While conservatives may celebrate the ruling as a victory over “judicial activism,” they might soon regret it. Future Democratic governments could now implement sweeping directives—on guns, climate, or abortion access—without fearing immediate nationwide injunctions. Judicial restraint, once a safeguard against tyranny, has now been selectively weakened. John Deaton, a former federal prosecutor and seasoned trial lawyer, speculates that perhaps in the “background realm of judicial politics,” this was a way for the Supreme Court to throw Trump a sop “to assuage the possible denial of the birthright decision they may make on the substance of the case in the fall.”

Checks, Balances, and Consequences

The Trump administration’s recent immigration developments are not just isolated mistakes. They reflect a deliberate plan: to push the boundaries of executive power, sideline the courts, and change immigration law by decree rather than through legislation.

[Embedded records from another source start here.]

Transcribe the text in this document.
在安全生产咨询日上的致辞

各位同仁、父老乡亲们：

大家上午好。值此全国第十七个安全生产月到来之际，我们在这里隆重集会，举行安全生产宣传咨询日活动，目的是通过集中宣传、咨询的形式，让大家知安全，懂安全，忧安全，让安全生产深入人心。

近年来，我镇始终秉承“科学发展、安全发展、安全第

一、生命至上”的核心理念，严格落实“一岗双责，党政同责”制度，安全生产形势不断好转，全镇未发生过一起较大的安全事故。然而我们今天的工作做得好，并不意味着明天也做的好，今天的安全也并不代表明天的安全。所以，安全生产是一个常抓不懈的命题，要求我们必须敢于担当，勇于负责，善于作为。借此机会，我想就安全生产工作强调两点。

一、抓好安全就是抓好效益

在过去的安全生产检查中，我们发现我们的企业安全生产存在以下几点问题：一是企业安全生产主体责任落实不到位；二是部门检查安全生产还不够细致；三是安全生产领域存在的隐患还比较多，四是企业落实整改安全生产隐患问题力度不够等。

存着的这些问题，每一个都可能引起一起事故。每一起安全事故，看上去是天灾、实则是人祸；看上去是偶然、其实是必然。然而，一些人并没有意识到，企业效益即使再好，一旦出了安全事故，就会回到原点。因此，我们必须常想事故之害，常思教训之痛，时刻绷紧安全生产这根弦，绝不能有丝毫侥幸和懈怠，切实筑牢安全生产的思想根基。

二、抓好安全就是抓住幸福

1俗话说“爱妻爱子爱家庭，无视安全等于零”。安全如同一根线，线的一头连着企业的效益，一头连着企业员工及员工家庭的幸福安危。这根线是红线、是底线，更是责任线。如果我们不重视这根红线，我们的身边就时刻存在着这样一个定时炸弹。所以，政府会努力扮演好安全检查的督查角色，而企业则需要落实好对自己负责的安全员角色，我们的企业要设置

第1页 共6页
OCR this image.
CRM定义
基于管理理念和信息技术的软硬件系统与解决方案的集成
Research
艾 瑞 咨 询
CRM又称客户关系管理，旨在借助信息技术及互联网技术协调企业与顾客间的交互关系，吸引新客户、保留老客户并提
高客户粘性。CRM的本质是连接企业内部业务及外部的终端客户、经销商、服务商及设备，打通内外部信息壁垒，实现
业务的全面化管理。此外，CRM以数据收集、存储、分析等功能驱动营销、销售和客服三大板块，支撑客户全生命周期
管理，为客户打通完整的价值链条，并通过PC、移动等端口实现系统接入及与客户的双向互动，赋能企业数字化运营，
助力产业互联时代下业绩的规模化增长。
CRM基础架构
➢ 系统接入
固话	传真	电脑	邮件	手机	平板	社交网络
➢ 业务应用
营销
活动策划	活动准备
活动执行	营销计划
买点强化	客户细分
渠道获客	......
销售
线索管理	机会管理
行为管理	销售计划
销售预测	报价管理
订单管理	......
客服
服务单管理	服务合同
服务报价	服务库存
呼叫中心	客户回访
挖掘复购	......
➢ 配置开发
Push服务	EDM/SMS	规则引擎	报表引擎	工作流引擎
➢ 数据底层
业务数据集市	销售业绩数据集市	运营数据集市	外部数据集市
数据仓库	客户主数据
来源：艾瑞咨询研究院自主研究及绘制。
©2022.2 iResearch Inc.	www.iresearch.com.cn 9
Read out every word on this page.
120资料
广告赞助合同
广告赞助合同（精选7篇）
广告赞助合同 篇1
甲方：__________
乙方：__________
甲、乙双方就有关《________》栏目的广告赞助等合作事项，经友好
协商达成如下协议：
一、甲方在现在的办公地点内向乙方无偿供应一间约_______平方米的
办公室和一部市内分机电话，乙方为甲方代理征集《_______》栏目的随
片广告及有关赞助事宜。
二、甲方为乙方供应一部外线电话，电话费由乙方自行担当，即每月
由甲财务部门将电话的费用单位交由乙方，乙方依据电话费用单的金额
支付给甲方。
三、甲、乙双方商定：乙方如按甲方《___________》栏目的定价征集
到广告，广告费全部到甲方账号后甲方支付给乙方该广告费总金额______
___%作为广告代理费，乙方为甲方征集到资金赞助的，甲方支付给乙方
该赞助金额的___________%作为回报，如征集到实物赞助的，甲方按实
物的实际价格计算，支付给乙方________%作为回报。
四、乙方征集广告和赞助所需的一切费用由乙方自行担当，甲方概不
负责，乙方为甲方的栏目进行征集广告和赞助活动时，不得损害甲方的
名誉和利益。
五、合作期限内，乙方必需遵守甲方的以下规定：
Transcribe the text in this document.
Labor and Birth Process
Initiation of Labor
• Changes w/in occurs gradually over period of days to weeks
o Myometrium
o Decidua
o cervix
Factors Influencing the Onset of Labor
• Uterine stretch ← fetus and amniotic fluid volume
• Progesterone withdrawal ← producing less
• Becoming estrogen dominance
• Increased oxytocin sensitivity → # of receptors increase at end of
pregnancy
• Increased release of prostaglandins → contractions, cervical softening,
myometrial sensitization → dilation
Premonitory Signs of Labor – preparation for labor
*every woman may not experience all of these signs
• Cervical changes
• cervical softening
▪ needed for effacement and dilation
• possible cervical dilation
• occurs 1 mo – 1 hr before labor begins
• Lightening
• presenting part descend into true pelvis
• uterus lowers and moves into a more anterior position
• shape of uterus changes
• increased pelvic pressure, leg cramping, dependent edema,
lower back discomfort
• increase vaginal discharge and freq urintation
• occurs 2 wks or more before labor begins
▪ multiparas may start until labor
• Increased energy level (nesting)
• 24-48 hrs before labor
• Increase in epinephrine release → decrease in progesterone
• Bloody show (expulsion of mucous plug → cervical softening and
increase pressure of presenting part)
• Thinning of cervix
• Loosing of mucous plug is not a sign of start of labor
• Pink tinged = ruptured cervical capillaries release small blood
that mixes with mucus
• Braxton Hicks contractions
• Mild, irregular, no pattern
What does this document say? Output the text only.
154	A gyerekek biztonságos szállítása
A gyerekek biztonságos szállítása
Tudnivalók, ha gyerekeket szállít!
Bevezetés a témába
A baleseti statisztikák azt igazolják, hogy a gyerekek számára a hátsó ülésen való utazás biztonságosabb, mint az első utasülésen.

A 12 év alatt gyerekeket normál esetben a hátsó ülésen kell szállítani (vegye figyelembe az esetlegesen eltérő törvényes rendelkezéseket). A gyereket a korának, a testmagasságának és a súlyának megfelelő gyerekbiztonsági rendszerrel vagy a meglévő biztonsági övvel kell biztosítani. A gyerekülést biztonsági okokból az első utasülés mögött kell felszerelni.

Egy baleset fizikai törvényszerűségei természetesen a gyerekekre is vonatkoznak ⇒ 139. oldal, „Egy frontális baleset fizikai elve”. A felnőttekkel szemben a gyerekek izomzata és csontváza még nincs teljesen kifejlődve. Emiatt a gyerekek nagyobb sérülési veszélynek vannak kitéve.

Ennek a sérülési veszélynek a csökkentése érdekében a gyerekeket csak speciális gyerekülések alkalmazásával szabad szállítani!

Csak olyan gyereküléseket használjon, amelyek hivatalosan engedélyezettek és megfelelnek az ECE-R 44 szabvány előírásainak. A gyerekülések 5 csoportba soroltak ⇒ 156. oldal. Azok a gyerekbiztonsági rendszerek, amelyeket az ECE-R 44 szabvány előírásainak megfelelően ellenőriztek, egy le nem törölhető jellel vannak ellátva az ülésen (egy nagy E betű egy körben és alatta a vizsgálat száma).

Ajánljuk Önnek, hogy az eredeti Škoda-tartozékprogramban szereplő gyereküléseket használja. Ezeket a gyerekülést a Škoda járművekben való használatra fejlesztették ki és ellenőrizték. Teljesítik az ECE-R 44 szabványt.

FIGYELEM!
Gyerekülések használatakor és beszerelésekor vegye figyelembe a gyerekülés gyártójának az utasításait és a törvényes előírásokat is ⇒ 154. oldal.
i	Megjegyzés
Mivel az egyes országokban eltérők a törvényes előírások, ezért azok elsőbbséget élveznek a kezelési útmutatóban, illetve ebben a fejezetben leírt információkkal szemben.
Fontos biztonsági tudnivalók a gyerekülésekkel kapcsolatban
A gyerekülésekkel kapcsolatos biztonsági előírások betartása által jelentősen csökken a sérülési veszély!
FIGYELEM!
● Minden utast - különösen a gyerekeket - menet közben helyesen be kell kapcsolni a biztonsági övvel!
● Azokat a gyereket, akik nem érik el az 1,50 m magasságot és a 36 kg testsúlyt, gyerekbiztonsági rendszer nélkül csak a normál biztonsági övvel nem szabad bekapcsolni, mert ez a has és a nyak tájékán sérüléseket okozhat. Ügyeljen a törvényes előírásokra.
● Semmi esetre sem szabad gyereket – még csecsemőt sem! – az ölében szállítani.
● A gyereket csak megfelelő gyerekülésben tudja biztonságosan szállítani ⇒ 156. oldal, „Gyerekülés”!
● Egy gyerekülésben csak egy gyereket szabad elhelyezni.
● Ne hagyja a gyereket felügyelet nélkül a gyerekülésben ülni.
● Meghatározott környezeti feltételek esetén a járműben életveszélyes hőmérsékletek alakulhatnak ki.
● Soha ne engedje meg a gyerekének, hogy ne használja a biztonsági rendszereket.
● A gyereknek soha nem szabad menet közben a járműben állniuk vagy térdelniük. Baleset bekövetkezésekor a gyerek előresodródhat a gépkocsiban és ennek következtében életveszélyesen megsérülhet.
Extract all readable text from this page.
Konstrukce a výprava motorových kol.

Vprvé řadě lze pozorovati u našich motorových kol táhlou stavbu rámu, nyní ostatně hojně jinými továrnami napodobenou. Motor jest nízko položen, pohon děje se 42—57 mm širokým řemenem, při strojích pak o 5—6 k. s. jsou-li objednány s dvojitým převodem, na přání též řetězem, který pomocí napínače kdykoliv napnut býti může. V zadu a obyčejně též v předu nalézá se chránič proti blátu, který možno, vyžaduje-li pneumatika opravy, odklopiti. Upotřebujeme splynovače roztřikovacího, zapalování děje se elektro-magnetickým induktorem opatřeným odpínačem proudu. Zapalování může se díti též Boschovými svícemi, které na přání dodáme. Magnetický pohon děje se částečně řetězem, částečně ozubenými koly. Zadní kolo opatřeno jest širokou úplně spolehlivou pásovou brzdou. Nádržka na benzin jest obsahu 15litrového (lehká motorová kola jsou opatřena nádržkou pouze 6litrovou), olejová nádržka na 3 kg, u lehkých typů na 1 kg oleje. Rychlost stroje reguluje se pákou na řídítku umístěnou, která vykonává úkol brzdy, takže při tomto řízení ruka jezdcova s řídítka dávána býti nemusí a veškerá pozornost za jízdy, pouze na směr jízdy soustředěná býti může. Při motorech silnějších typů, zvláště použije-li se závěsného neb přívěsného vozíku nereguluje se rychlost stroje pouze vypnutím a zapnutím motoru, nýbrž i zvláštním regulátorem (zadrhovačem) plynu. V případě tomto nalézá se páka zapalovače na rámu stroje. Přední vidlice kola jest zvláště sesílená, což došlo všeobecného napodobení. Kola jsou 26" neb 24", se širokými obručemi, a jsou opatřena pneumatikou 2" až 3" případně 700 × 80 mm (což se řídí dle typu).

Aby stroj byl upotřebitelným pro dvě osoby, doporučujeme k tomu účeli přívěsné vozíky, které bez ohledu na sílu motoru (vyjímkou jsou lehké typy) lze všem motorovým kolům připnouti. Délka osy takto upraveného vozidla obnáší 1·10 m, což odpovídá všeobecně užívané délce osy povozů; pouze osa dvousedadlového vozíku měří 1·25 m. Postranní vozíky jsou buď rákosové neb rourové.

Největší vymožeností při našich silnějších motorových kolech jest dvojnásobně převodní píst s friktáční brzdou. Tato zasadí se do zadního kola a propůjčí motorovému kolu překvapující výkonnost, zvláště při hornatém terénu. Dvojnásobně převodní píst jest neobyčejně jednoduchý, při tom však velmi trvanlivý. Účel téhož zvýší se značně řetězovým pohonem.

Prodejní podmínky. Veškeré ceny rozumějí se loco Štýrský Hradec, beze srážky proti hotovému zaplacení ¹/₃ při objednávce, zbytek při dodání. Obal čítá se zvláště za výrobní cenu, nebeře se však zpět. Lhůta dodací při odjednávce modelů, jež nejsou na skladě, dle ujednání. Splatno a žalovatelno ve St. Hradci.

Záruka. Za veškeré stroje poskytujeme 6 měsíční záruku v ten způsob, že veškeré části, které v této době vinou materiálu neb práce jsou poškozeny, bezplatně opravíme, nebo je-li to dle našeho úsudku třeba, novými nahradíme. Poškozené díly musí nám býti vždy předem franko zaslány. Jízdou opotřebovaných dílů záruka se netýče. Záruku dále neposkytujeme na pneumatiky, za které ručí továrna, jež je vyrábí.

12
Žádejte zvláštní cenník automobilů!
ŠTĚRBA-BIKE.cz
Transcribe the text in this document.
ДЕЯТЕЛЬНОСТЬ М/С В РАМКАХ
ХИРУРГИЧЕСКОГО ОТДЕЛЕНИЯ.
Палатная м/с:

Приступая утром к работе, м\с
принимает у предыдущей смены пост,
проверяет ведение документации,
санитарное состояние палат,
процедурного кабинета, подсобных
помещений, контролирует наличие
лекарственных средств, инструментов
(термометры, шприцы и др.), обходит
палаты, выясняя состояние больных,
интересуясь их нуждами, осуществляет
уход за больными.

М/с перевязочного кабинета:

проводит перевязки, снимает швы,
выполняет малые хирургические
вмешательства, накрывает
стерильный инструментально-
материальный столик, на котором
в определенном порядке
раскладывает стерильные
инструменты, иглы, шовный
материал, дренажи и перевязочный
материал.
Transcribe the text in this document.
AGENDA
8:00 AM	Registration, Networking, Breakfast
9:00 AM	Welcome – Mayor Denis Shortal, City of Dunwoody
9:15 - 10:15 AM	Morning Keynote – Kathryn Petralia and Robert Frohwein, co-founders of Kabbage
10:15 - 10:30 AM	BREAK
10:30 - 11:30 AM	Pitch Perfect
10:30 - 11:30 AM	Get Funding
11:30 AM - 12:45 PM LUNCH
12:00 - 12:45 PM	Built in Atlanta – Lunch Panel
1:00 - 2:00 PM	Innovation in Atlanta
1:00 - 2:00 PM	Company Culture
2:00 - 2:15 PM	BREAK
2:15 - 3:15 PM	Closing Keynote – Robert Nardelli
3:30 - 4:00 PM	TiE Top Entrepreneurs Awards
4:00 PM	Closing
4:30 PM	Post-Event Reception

In each of the three ​instances—TPS cancellation, the travel ban, and the limitation on nationwide injunctions—the pattern remains consistent. Lawful immigrants and minorities are targeted. Established legal procedures are ignored or weakened. And judicial oversight is reduced or compromised.

The Constitution envisions a balance of powers — not an unchecked presidency. When courts can no longer act quickly to stop illegal or discriminatory acts, it is not only immigrants who suffer but also the integrity of the law itself.

The cancellation of the Haitian PTS program, the introduction of a broad travel ban, and the Supreme Court’s decision to limit nationwide injunctions issued by lower federal courts should concern all Americans—regardless of political affiliation. Today, it affects Haitian families and Muslim travellers who face the consequences. Tomorrow, it could be any group that falls out of political favour. The real question is not whether Trump’s actions were lawful but whether they were right—and whether future leaders will feel unjustly constrained by them.